Search code examples
nlpspacynamed-entity-recognition

POS tagging and NER for Chinese Text with Spacy


  • I am trying to print the entities and pos present in Chinese text.
  • I have installed # !pip3 install jieba and used Google colab for the below script.

But I am getting empty tuples for the entities and no results for pos_.

from spacy.lang.zh import Chinese

nlp = Chinese()
doc = nlp(u"蘋果公司正考量用一億元買下英國的新創公司")

doc.ents
# returns (), i.e. empty tuple


for word in doc:
    print(word.text, word.pos_)

''' returns
蘋果 
公司 
正 
考量 
用 
一 
億元 
買 
下 
英國 
的 
新創 
公司 
'''

I am new to NLP. I want to know what is the correct way to do ?


Solution

  • EDIT 3/21: Spacy now supports NER and POS tagging for CN

    Find the SpaCy model here: https://spacy.io/models/zh

    OLD ANSWER:

    SpaCy is a fantastic package, but as of yet does not support Chinese, so I assume thats the reason you dont get POS results - even though your sentence is

    "Apple is looking at buying U.K. startup for $1 billion"
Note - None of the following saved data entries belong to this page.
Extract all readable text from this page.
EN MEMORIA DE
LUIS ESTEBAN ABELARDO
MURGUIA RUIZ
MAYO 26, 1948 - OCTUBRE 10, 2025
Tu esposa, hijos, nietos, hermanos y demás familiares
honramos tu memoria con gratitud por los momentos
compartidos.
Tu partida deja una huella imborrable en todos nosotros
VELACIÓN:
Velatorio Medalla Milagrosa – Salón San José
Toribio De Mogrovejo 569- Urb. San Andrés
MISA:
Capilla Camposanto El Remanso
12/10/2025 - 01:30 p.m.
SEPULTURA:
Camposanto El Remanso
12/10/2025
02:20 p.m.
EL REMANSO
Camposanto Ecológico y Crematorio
    in traditional Chinese and should therefore return "Apple" and "U.K." as ent, among others.

    For a more extensive NLP approach to traditional Chinese, you can try using the Stanford Chinese NLP package - you are using python, and there are versions available for python (see a demo script or an intro on Medium), but the original is Java, if you are more comfortable with that.